# Derivative of a determinant

• Aug 27th 2009, 10:00 PM
altave86
Derivative of a determinant
Which is a formula for calculating the derivative of a determinant with respect to one of its elements?

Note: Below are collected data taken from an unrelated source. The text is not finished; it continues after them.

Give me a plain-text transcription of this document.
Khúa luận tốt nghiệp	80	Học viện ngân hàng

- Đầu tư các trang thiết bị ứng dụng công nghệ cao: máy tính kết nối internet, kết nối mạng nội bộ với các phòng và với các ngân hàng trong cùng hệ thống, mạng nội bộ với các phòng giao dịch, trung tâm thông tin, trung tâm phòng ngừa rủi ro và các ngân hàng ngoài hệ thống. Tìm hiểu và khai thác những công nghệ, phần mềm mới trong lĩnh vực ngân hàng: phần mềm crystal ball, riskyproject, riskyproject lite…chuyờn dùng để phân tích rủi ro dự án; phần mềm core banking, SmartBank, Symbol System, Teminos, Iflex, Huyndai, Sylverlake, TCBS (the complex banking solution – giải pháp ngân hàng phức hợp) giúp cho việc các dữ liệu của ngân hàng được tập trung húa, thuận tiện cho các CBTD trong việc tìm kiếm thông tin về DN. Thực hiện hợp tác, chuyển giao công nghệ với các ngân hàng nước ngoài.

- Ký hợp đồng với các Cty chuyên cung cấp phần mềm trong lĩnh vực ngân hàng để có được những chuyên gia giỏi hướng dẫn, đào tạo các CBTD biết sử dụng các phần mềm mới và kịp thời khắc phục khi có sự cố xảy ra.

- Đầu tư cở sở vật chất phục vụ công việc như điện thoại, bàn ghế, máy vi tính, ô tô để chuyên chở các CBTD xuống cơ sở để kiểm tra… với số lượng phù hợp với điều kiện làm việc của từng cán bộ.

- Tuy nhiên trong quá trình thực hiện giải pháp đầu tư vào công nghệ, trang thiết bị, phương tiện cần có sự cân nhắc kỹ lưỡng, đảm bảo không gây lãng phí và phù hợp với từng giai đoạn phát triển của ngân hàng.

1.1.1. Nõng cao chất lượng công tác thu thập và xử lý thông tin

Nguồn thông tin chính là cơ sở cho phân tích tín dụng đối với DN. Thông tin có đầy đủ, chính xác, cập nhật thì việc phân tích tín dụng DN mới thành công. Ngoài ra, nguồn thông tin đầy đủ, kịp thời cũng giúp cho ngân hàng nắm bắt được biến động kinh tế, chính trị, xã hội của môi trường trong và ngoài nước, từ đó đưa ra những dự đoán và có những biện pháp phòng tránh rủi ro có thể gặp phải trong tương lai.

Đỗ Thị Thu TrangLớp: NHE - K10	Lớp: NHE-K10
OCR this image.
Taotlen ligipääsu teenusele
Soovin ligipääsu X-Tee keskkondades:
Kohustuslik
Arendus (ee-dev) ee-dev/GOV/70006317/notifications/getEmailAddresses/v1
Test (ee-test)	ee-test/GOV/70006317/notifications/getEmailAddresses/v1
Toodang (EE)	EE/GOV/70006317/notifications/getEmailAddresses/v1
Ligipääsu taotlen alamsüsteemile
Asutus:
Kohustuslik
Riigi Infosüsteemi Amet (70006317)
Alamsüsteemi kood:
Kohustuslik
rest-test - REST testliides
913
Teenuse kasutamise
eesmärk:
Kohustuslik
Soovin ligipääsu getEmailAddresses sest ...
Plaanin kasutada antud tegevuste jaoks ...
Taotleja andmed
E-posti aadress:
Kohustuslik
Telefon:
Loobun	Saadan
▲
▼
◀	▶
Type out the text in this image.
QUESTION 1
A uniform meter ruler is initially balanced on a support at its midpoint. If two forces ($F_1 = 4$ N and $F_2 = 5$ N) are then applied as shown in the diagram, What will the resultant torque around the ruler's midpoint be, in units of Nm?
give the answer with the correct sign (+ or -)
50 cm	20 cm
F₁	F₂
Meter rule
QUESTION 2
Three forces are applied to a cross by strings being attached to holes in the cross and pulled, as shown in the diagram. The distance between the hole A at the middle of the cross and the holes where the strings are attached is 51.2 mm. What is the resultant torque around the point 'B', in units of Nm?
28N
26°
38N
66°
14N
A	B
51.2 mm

How do I prove this?

I know the result has something to do with the inverse, but I can't just quite grasp the proof and can't find it anywhere
• Aug 27th 2009, 11:47 PM
red_dog
Let $\displaystyle D(x)=\begin{vmatrix}f_{11}(x) & f_{22}(x) & \dots & f_{1n}(x)\\f_{21}(x) & f_{22}(x) & \ldots & f_{2n}(x)\\\ldots & \ldots & \ldots & \ldots\\f_{i1}(x) & f_{i2}(x) & \ldots & f_{in}(x)\\\ldots & \ldots & \ldots & \ldots\\f_{n1}(x) & f_{n2}(x) & \ldots & f_{nn}(x)\end{vmatrix}$

Then

$\displaystyle D'(x)=\sum_{i=1}^n\begin{vmatrix}f_{11}(x) & f_{22}(x) & \dots & f_{1n}(x)\\f_{21}(x) & f_{22}(x) & \ldots & f_{2n}(x)\\\ldots & \ldots & \ldots & \ldots\\f_{i1}'(x) & f_{i2}'(x) & \ldots & f_{in}'(x)\\\ldots & \ldots & \ldots & \ldots\\f_{n1}(x) & f_{n2}(x) & \ldots & f_{nn}(x)\end{vmatrix}$
• Aug 28th 2009, 03:56 AM
halbard
If $\displaystyle \mathbf A$ is an invertible matrix which depends on a real parameter $\displaystyle t$, and if $\displaystyle \frac{\mathrm d\mathbf A}{\mathrm dt}$ exists, then

$\displaystyle \frac{\mathrm d}{\mathrm dt}(\det\mathbf A)=(\det\mathbf A)\mathop{\textrm{tr}}\biggl(\frac{\mathrm d\mathbf A}{\mathrm dt}\mathbf A^{-1}\biggr)$, where $\displaystyle \mathop{\textrm{tr}}(\mathbf B)$ is the trace of $\displaystyle \mathbf B$.

I have discovered a truly marvellous proof of the above statement, which unfortunately my brain is too small to contain.